Maurits van Oranje (Dillenburg, 14 november 1567 – Den Haag, 23 april 1625), prins van Oranje en graaf van Nassau was stadhouder en legeraanvoerder van de Republiek der Zeven Verenigde Nederlanden. Tot hij in 1618 de titel prins van Oranje erfde van zijn halfbroer Filips Willem, werd hij Maurits van Nassau genoemd. In de literatuur en populaire traditie is hij beter bekend als prins Maurits.

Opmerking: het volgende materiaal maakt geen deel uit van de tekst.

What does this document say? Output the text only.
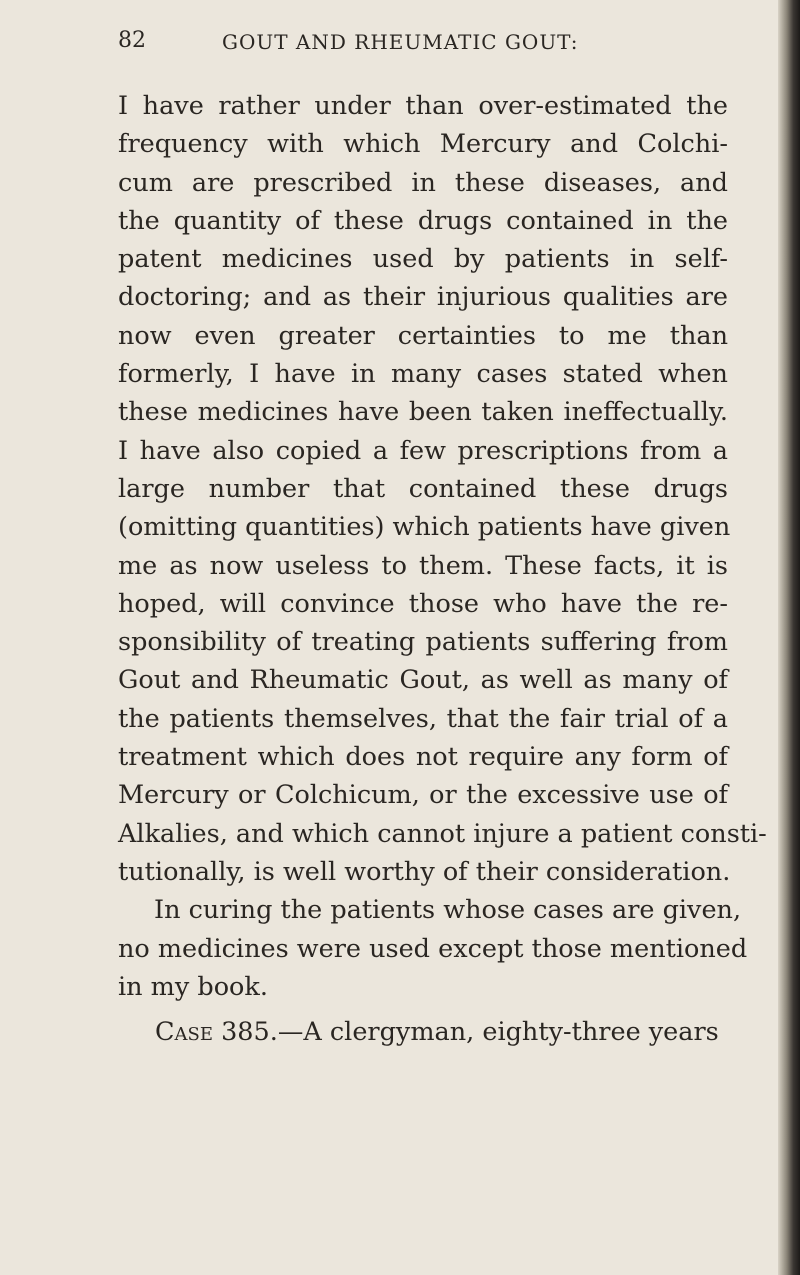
82	GOUT AND RHEUMATIC GOUT:
I have rather under than over-estimated the
frequency with which Mercury and Colchi-
cum are prescribed in these diseases, and
the quantity of these drugs contained in the
patent medicines used by patients in self-
doctoring; and as their injurious qualities are
now even greater certainties to me than
formerly, I have in many cases stated when
these medicines have been taken ineffectually.
I have also copied a few prescriptions from a
large number that contained these drugs
(omitting quantities) which patients have given
me as now useless to them. These facts, it is
hoped, will convince those who have the re-
sponsibility of treating patients suffering from
Gout and Rheumatic Gout, as well as many of
the patients themselves, that the fair trial of a
treatment which does not require any form of
Mercury or Colchicum, or the excessive use of
Alkalies, and which cannot injure a patient consti-
tutionally, is well worthy of their consideration.
In curing the patients whose cases are given,
no medicines were used except those mentioned
in my book.
Case 385.—A clergyman, eighty-three years
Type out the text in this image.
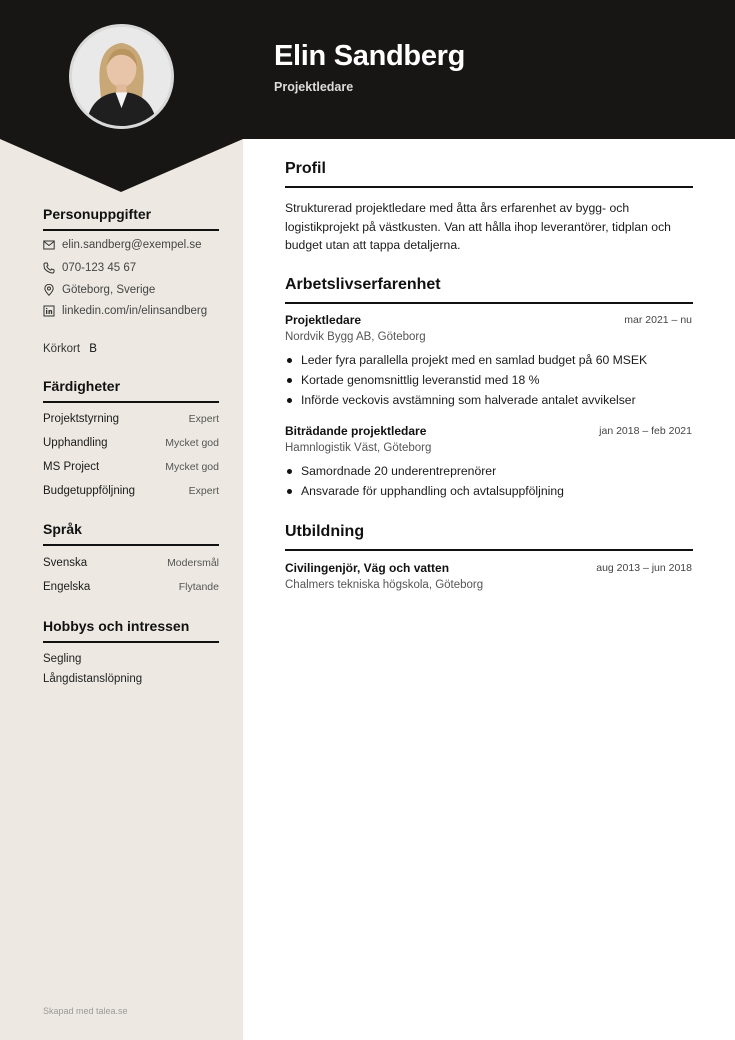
Elin Sandberg
Projektledare
Personuppgifter
elin.sandberg@exempel.se
070-123 45 67
Göteborg, Sverige
linkedin.com/in/elinsandberg
Körkort B
Färdigheter
Projektstyrning	Expert
Upphandling	Mycket god
MS Project	Mycket god
Budgetuppföljning	Expert
Språk
Svenska	Modersmål
Engelska	Flytande
Hobbys och intressen
Segling
Långdistanslöpning
Skapad med talea.se
Profil
Strukturerad projektledare med åtta års erfarenhet av bygg- och logistikprojekt på västkusten. Van att hålla ihop leverantörer, tidplan och budget utan att tappa detaljerna.
Arbetslivserfarenhet
Projektledare	mar 2021 – nu
Nordvik Bygg AB, Göteborg
Leder fyra parallella projekt med en samlad budget på 60 MSEK
Kortade genomsnittlig leveranstid med 18 %
Införde veckovis avstämning som halverade antalet avvikelser
Biträdande projektledare	jan 2018 – feb 2021
Hamnlogistik Väst, Göteborg
Samordnade 20 underentreprenörer
Ansvarade för upphandling och avtalsuppföljning
Utbildning
Civilingenjör, Väg och vatten	aug 2013 – jun 2018
Chalmers tekniska högskola, Göteborg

Het vulkanische eiland Mauritius in de Indische Oceaan, deel uitmakend van de Mascarenen, had van 1638 tot 1658 en van 1664 tot 1710 een kleine Nederlandse bezetting. Het eiland werd aangedaan door de koopvaardijschepen op weg naar de Oost of op de terugreis. Op het tot dan toe vrijwel onbewoonde eiland en dat aan niemand toebehoorde, kwamen geen zoogdieren voor, behalve vleermuizen. Een aantal vogels waren geëvolueerd tot niet-vliegende soorten. Na het uitzetten van kippen, varkens en geiten, en de aanplant van fruitbomen werd Mauritius een niet-onbelangrijke pleisterplaats voor de VOC-schepen.

Op 17 september 1598, nog voor de oprichting van de VOC, werd het eiland bezocht door Wybrand van Warwijck. Het is door hem vernoemd naar prins Maurits.

Tamelijk bekend is de geschiedenis van de dodo, de waggelgans, loop- of walgvogel, die gemakkelijk te vangen was, maar niet lekker van smaak was. Van de dodo en de reuzenschildpad wordt verondersteld dat die tussen 1677 en 1692 door de jacht zijn uitgestorven.